I am part of an interfaith family.
Writing this is strange, because it makes me define my own spiritual life and label a tradition that is by nature interfaith. I practice Buddhist meditation at a Catholic altar, and celebrate Passover with friends each year. Yet in writing this essay, I became aware that I don't know the distinctly Jewish language surrounding the Bar Mitzvah. I wondered what the verb is: is it "to be mitzvahed?" Is the place of the ceremony called a chapel or a synagogue? I feel a kind of closet shame that I don't know more about my relatives' religion. It is a shame that makes me not ask simple yet obvious questions. A shame that prevents me from knowing more about my closest relations.
I feel the double bind of being in an interfaith family--that those I love deeply have another life, another language as foreign to me as Chinese, beliefs and ceremonies that have never been explained to me. The shame of not understanding keeps me isolated and silent.
Going to my niece's Bat Mitzvah was an unknown to me. Growing up with a splattering of Presbyterianism and Catholicism, I associated organized religious ceremonies with dread and loathing--having to wear poorly fitting clothes, having to sit still for inordinate amounts of time, having to listen to boring and pedantic "preaching." I associated such ceremonies with hearing only "blah blah blah" and waiting for the rush to the door at the end.
As I entered the small chapel that would host my niece's Bat Mitzvah, I felt the familiar dread of religious scrutiny. Am I doing the right thing, wearing the right outfit, saying the right words, showing the right degree of sacred deference? My self-conscious scrutiny melted away as I looked up to see the radiant face of my woman/child niece. It was then I realized she was no longer a child. This person I had cradled as a baby, taken through woods as a toddler, swum rivers with, was now standing in front of a host of people with the grace of an exceptional adult. I felt a torrent of feelings--outrage that her childhood had gotten away from me, sad that I had missed so much of her growing up, proud that she had become such a charmed individual.
As I settled back into the stiff bench of the pews, I started to actually listen to the "blah blah blah" of the rabbi, and as the words came into focus I realized that he was celebrating this very thing. He was putting words of honor to this blossoming orchid and offering condolences to those of us who felt so sharply the loss of her childhood.

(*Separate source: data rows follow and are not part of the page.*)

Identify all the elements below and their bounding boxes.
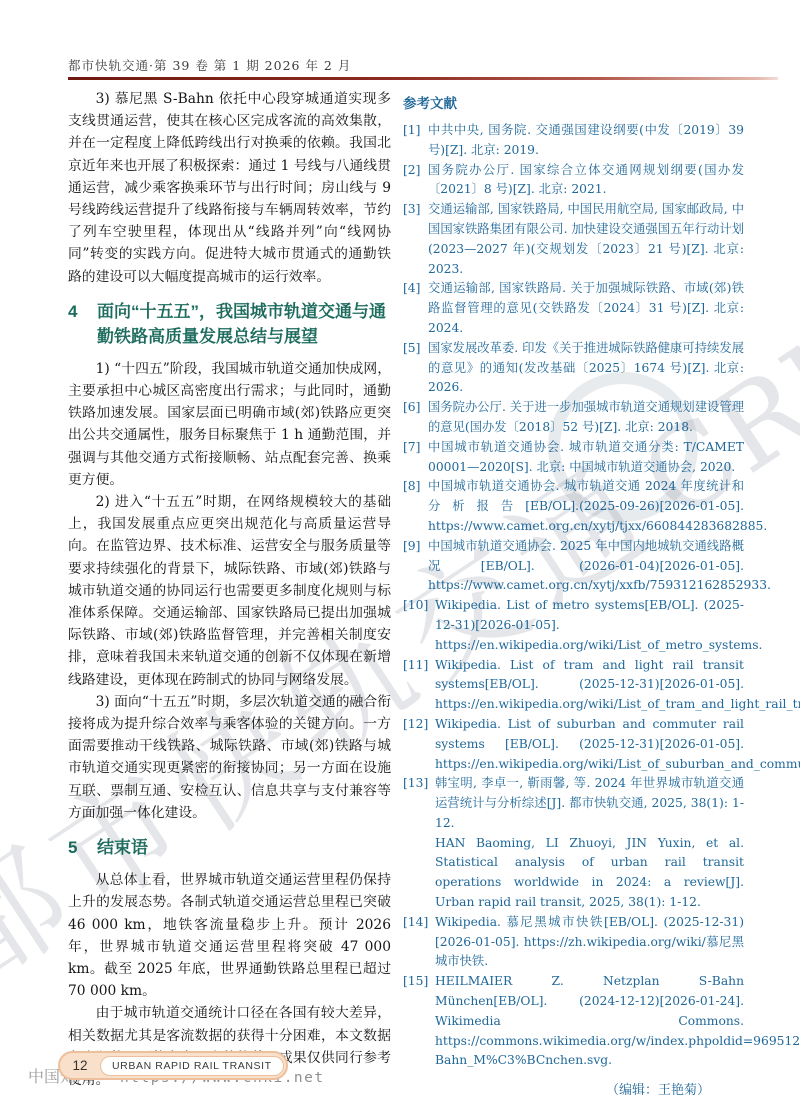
reference-item-1: [1] 中共中央, 国务院. 交通强国建设纲要(中发〔2019〕39 号)[Z]…	[403, 121, 744, 161]
reference-item-4: [4] 交通运输部, 国家铁路局. 关于加强城际铁路、市域(郊)铁路监督管理的意…	[403, 279, 744, 338]
reference-item-14: [14] Wikipedia. 慕尼黑城市快铁[EB/OL]. (2025-12…	[403, 913, 744, 972]
section-4-number: 4	[68, 299, 97, 349]
reference-number: [4]	[403, 279, 420, 299]
section-5-number: 5	[68, 835, 97, 860]
reference-text: 交通运输部, 国家铁路局, 中国民用航空局, 国家邮政局, 中国国家铁路集团有限…	[428, 202, 744, 275]
page-number: 12	[60, 1058, 100, 1073]
section-5-title: 结束语	[97, 835, 391, 860]
reference-number: [9]	[403, 537, 420, 557]
reference-number: [7]	[403, 438, 420, 458]
reference-text: 国务院办公厅. 关于进一步加强城市轨道交通规划建设管理的意见(国办发〔2018〕…	[428, 400, 744, 434]
conclusion-paragraph-1: 从总体上看，世界城市轨道交通运营里程仍保持上升的发展态势。各制式轨道交通运营总里…	[68, 869, 391, 1002]
reference-item-15: [15] HEILMAIER Z. Netzplan S-Bahn Münche…	[403, 972, 744, 1071]
reference-text: 国务院办公厅. 国家综合立体交通网规划纲要(国办发〔2021〕8 号)[Z]. …	[428, 163, 744, 197]
page-number-badge: 12 URBAN RAPID RAIL TRANSIT	[58, 1051, 288, 1080]
reference-number: [1]	[403, 121, 420, 141]
reference-number: [15]	[403, 972, 428, 992]
reference-item-3: [3] 交通运输部, 国家铁路局, 中国民用航空局, 国家邮政局, 中国国家铁路…	[403, 200, 744, 279]
reference-item-11: [11] Wikipedia. List of tram and light r…	[403, 656, 744, 715]
reference-item-10: [10] Wikipedia. List of metro systems[EB…	[403, 596, 744, 655]
section-4-paragraph-1: 1) “十四五”阶段，我国城市轨道交通加快成网，主要承担中心城区高密度出行需求；…	[68, 358, 391, 491]
reference-item-8: [8] 中国城市轨道交通协会. 城市轨道交通 2024 年度统计和分析报告[EB…	[403, 477, 744, 536]
journal-english-banner: URBAN RAPID RAIL TRANSIT	[100, 1056, 284, 1076]
reference-text: Wikipedia. List of suburban and commuter…	[435, 717, 800, 771]
editor-note: （编辑：王艳菊）	[403, 1079, 744, 1095]
reference-text: Wikipedia. List of tram and light rail t…	[435, 658, 800, 712]
reference-item-9: [9] 中国城市轨道交通协会. 2025 年中国内地城轨交通线路概况[EB/OL…	[403, 537, 744, 596]
references-heading: 参考文献	[403, 92, 744, 112]
reference-text: 中国城市轨道交通协会. 城市轨道交通 2024 年度统计和分析报告[EB/OL]…	[428, 479, 767, 533]
reference-item-12: [12] Wikipedia. List of suburban and com…	[403, 715, 744, 774]
reference-number: [8]	[403, 477, 420, 497]
reference-item-2: [2] 国务院办公厅. 国家综合立体交通网规划纲要(国办发〔2021〕8 号)[…	[403, 161, 744, 201]
reference-number: [6]	[403, 398, 420, 418]
reference-number: [12]	[403, 715, 428, 735]
reference-text-english: HAN Baoming, LI Zhuoyi, JIN Yuxin, et al…	[435, 834, 744, 913]
running-head: 都市快轨交通·第 39 卷 第 1 期 2026 年 2 月	[68, 56, 351, 74]
section-4-paragraph-2: 2) 进入“十五五”时期，在网络规模较大的基础上，我国发展重点应更突出规范化与高…	[68, 491, 391, 691]
references-list: [1] 中共中央, 国务院. 交通强国建设纲要(中发〔2019〕39 号)[Z]…	[403, 121, 744, 1071]
reference-number: [14]	[403, 913, 428, 933]
reference-item-13: [13] 韩宝明, 李卓一, 靳雨馨, 等. 2024 年世界城市轨道交通运营统…	[403, 774, 744, 913]
reference-text: 国家发展改革委. 印发《关于推进城际铁路健康可持续发展的意见》的通知(发改基础〔…	[428, 341, 744, 395]
reference-number: [5]	[403, 339, 420, 359]
reference-number: [13]	[403, 774, 428, 794]
reference-number: [10]	[403, 596, 428, 616]
section-4-heading: 4 面向“十五五”，我国城市轨道交通与通勤铁路高质量发展总结与展望	[68, 299, 391, 349]
reference-number: [3]	[403, 200, 420, 220]
reference-number: [11]	[403, 656, 428, 676]
references-column: 参考文献 [1] 中共中央, 国务院. 交通强国建设纲要(中发〔2019〕39 …	[403, 92, 744, 1095]
left-column: 3) 慕尼黑 S-Bahn 依托中心段穿城通道实现多支线贯通运营，使其在核心区完…	[68, 88, 391, 1091]
reference-text: HEILMAIER Z. Netzplan S-Bahn München[EB/…	[435, 974, 800, 1067]
reference-text: 中国城市轨道交通协会. 2025 年中国内地城轨交通线路概况[EB/OL]. (…	[428, 539, 771, 593]
section-4-paragraph-3: 3) 面向“十五五”时期，多层次轨道交通的融合衔接将成为提升综合效率与乘客体验的…	[68, 691, 391, 824]
reference-text: Wikipedia. List of metro systems[EB/OL].…	[435, 598, 762, 652]
reference-item-5: [5] 国家发展改革委. 印发《关于推进城际铁路健康可持续发展的意见》的通知(发…	[403, 339, 744, 398]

Her parents stood up with tears in their eyes and voiced their loving permission for her to grow up and blossom. At that moment I felt a solidarity of family that I had never before felt quite so acutely. As I looked around to my Catholic father, Presbyterian mother, atheist brother, agnostic sisters, Jewish sister-in-law and nephew, I felt a unity of spirit. We were honoring one of our own in a passage that both frightened and thrilled us. The pomp and circumstance of the ceremony both mattered and didn't--without it we would not have gathered from all over the country. The very nature of celebration lends itself to worship. The nature of faith lends itself to understanding diversity in the context of love. I did not feel that there was more than one kind of faith in that room at that moment.
As I left the chapel, I didn't rush for the exit with a sense of claustrophobic urgency. In fact, I wanted to linger, and take from that ceremony something back to my life. I left with the exhilarating knowledge that I had been part of a ceremony celebrating the difficult journey into adulthood, and that I was not alone in my conflicted feelings about my niece growing up. The shared sense of beliefs far outweighed any feelings of separation. The very word "interfaith" connotes a dialectic of belief that I didn't experience on this day. I held my niece in an embrace, feeling for the first time resolved to let her grow into the person she had become, with all her fresh multifaceted faith in this world as a hopeful place to be.